Experience vs. Reality

Last week I was at the ARLIS/NA Midstates Chapter fall meeting, graciously hosted by Chapter president Rebecca Price and the University of Michigan Libraries. In a panel discussion, Ray Silverman (director of the Museum Studies program at the University of Michigan) and Jennifer Gustafson (Practicum Coordinator for the School of Library & Information Science at Wayne State University) talked about the relationship between the digital and the real and its impact on museums as well as libraries.

Museums, they said, are getting away from the object and moving towards the experience, and they discussed The Henry Ford (no longer the Henry Ford Museum and Greenfield Village) as an example. There, a $32 admission fee provides access to a range of experiences, from riding in a Model T to playing historic baseball.

Libraries, however, are also moving this direction. A great divestiture of physical collections is underway in the wake of our shift to the electronic and in preparation for – what? Several librarians at the conference discussed the wholesale de-accessioning of visual resources collections, something that has been underway for years now. Tony White, director of the Fine Arts Library at Indiana University, talked about the demise of the branch library and how he fears his library (now that it has absorbed the Visual Resources Center) may not be freestanding for much longer. Price brought up the de-duping proposal being discussed by the CICs: it begins with journals, but ends, we imagine, with thinner and more mobile physical collections, cooperatively owned, and research libraries whose floors of stacks have been transformed into flexible learning commons designed to hold the experiences of different audiences – first-year students, graduate students, faculty.

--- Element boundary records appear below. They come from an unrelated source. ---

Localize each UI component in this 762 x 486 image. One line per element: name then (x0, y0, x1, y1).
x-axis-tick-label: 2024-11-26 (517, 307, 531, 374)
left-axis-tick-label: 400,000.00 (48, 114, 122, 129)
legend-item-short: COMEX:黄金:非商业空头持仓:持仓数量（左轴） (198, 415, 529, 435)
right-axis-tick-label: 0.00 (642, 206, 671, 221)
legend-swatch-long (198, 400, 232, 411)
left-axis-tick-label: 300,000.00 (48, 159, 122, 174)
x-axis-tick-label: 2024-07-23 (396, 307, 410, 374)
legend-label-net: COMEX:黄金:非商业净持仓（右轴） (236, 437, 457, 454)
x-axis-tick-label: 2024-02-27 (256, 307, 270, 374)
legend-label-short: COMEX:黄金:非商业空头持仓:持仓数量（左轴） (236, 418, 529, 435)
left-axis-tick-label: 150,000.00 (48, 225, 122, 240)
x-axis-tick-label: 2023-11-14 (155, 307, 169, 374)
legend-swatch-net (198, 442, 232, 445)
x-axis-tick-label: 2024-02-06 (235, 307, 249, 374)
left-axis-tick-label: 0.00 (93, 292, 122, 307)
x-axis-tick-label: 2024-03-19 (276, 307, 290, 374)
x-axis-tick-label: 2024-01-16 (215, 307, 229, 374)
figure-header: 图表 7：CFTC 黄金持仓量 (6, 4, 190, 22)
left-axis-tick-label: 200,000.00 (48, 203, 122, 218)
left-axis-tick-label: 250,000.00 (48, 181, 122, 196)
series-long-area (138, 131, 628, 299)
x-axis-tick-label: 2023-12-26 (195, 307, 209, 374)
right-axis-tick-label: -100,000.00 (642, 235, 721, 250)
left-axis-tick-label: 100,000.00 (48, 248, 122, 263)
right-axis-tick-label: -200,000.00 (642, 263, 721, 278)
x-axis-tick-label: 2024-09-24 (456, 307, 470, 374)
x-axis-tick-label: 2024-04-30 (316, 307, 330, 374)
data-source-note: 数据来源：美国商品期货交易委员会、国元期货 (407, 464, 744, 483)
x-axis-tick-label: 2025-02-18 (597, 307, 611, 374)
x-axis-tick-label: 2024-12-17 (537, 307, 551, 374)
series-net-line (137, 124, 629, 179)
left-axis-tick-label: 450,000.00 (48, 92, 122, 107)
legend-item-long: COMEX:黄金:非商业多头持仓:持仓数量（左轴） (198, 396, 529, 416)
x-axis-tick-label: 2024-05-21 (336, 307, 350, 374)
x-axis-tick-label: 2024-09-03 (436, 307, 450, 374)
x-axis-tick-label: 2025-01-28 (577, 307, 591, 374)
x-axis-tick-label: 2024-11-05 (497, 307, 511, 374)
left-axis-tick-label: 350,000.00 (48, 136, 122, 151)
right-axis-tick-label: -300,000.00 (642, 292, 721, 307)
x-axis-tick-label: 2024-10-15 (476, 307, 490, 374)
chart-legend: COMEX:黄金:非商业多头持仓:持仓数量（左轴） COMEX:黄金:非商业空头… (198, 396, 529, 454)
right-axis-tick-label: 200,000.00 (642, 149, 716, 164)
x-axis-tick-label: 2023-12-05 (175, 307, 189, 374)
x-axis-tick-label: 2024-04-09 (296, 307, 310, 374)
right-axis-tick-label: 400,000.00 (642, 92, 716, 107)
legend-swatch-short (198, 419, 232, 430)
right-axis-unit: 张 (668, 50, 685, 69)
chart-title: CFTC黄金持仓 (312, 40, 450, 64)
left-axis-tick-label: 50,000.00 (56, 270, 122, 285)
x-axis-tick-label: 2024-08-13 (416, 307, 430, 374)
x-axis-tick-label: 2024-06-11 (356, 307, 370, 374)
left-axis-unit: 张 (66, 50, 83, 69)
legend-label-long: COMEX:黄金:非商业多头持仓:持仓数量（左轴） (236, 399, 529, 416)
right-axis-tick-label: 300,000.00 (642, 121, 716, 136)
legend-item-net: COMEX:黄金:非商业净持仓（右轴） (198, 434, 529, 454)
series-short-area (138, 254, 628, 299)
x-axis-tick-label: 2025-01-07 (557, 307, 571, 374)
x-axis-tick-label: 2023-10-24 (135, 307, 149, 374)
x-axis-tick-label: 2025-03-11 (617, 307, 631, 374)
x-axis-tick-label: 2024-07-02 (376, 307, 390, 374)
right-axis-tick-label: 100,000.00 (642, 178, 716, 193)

This is not only going on in the ARL libraries of the world – in my own mid-sized academic library we recently closed a branch (our science library) and have undertaken, along with other Ohio academic libraries, a massive deduping project, beginning with journals.

And what about roles? Silverman pointed out that as museums shift to providing experiences, curators actually become more like librarians, who have traditionally been less focused on collecting objects (though collect we do) and more on helping people. And White predicts that librarians’ roles as collection specialists will become a thing of the past as consolidated collections require less distributed expertise. Several weeks ago I blogged about this very future for electronic resources, though the reality on the ground right now makes it seem rather distant.

Ironically, Silverman predicted a “re-discovery of the real” – that the object itself will become more important than it’s ever been. But “the books are going,” as Price said. For libraries, what form will that object take when the books are gone? Will we create experiences with our special collections? Prize the digital object instead of the physical? Remember, for many, libraries’ brand is still books, and some people still want them, just like some museum-goers still want art. It would be awful to re-discover this reality only after the books are gone.

Author: afry

Amy is the Electronic Resources Coordinator at Bowling Green State University in Ohio and the instruction liaison for the Art Department. She received her library degree from the University of Illinois in 2003 and has been a librarian at academic libraries in Missouri, Minnesota and California.

2 thoughts on “Experience vs. Reality”

  1. I really like the idea of more flexible learning spaces in academic libraries — we are certainly feeling the crunch in the library where I work, with the rapidly increasing enrollment we’ve seen over the past few years. But lately I’ve found myself wondering whether our cooperative borrowing agreements might actually be pushing many of our students *away* from using books. Faculty, graduate students and advanced undergrads who have experience with research likely plan far enough ahead to request books from off-campus storage or another institution. But many students don’t realize that books from other locations might be useful in their research, and by the time they come to the library it’s too late for them to expand their search beyond our walls. I wonder what will happen with our students’ research if it’s true that “the books are going?”

  2. It’s also not easy to tell from the average catalog record whether a book will actually be useful for an undergrad project. Yet books are often more accessible than scholarly articles, which tend to be less likely to frame an issue in its context and assume you are already au fait.

    A good, current, well-managed book collection that enables students who are not expert to discover both key works and new books on topics of interest is important to many fields in which books remain a major form for conveying knowledge.

    It makes sense to weed collections and/or to store some materials if there’s no space, but it’s rarely an “either/or” situation. As a sign at the Rally to Restore Sanity stated: what do we want? Evidence-based change. When do we want it? After peer review.

    I think we sometimes are eager to follow trends and try to take our users with us, kicking and screaming, when talking to our users is important – honestly, without deferring to evidence-free reasoning (like “but you can’t store books, I have to browse” – “when were you last in the library browsing?” “Uh … 1987?”) We also need to realize that if we have multiple constituents – undgrads, grads, faculty, other researchers – we can’t base our decisions on one group only, even if they are the people we see face to face most often.